The thing is, I WANT to be a proud American! But gosh dang it, current events sure aren’t making it easy. That said I am certainly not about to abandon this country or give up. To anyone reading this who is offended, that feels my words are unpatriotic, I would argue that they are the exact opposite! I love this beautiful country, its purple mountains, lakes and shining seas. The first time I traveled internationally (beyond Mexico or Canada, that is) I was 26 and I met someone from The Netherlands who was shocked that I had never before left North America. I tried to explain that the the United States has it all. That I didn’t need to leave my country to got to beach, or the desert or experience world renowned art. How amazing is that!
I also love that America’s culture is known for being a melting pot of a variety of ethnicities, religions and customs. This is one incredible aspect of our country that has made us unique! Homogeny be damned we are all different and THAT is something to be proud of.
It is why it is so hard to look around now at the divided factions and the bubbling hate and suppression. We should want this nation to be great for all of its citizens, regardless of gender, ethnicity, race, religion, disability, sexual orientation, gender identity, economic status or age. In my naivety, I thought these were shared American beliefs. However, through the various recent social movements, it is evident that this is not the case and it is heartbreaking. Certainly I’ve understood that discrimination across the spectrum has been a very real and a major issue since the birth of our nation. I guess I just assumed that most people recognized these problems and also wanted to fix them.
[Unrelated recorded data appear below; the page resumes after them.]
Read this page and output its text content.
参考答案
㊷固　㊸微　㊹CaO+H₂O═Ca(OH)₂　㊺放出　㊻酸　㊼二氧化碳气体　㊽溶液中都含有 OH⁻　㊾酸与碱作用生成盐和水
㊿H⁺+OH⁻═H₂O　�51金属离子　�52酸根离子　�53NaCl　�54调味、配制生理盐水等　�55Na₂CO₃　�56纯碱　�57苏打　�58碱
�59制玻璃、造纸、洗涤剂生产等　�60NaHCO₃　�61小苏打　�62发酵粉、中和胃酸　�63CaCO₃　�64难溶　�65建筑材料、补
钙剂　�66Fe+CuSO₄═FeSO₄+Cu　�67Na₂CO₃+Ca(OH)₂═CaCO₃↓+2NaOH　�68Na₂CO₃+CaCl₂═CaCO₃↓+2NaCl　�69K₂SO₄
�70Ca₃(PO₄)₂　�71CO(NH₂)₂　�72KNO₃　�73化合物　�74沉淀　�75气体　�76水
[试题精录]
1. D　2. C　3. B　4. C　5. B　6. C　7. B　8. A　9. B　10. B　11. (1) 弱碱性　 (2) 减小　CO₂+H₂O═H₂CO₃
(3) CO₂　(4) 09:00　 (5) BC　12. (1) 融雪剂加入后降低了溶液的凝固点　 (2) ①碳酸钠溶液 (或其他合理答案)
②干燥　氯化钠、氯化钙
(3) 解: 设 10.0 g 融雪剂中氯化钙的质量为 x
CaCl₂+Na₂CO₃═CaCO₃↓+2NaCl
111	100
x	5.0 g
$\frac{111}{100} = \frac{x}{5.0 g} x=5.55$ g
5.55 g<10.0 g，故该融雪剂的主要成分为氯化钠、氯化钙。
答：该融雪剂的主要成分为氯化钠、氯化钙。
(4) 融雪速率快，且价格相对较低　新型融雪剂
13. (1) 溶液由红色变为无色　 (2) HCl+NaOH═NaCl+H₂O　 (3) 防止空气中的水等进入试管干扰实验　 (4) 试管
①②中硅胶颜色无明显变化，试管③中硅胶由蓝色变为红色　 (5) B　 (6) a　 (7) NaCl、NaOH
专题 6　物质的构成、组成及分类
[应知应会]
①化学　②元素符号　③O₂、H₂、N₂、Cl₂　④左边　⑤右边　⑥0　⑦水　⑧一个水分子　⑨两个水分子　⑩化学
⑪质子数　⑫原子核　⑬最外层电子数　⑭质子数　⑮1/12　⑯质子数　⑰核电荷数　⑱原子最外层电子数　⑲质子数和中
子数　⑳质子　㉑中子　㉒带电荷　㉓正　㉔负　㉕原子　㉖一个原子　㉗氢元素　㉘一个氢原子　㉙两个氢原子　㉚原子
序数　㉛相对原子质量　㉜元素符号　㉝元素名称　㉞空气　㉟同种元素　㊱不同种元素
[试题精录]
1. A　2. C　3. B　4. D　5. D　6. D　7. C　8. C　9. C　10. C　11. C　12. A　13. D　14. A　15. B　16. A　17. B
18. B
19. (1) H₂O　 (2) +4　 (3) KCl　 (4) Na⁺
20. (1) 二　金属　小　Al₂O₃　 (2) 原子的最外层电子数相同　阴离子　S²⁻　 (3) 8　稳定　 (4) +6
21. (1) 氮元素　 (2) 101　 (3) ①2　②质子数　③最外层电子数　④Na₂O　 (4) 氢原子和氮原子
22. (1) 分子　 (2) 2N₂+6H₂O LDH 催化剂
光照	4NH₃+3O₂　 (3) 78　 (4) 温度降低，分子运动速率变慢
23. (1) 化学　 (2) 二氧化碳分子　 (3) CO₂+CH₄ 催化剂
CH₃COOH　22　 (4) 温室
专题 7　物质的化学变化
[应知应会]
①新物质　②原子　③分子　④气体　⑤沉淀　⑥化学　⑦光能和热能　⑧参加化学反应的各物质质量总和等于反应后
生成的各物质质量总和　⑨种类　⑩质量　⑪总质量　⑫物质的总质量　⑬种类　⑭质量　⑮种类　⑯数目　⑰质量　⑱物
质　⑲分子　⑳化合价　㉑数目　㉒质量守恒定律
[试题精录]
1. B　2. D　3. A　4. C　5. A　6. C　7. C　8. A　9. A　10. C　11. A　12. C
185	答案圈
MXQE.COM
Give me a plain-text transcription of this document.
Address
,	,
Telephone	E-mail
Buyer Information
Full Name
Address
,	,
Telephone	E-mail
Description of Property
I’m quite aware that this is not revelatory. Again, as I said, my black friends have been trying to make this clear to me for years. I’m embarrassed that it’s taken me this long to fully understand how these emotions can effect their relationship with patriotic events and symbols. As I struggle to come to terms with not being able to stand and sing that I’m proud to be an American alongside a few over served frat boys, I am holding on to hope that we can grow to become a nation that represents and values us all. So I will vote and donate, protest and post to fight for an America that I can be proud of. One that is inclusive and empathic, that is ruled by the majority not the few, that is learning, growing and adapting with the times.
This Fourth of July I will celebrate the nation we can be. The nation we aspire to be. I will celebrate all the good that has been done, the freedoms that have been won. But I can no longer look past our atrocities and claim blind pride. There is so much work to do and there is no more space for complacency.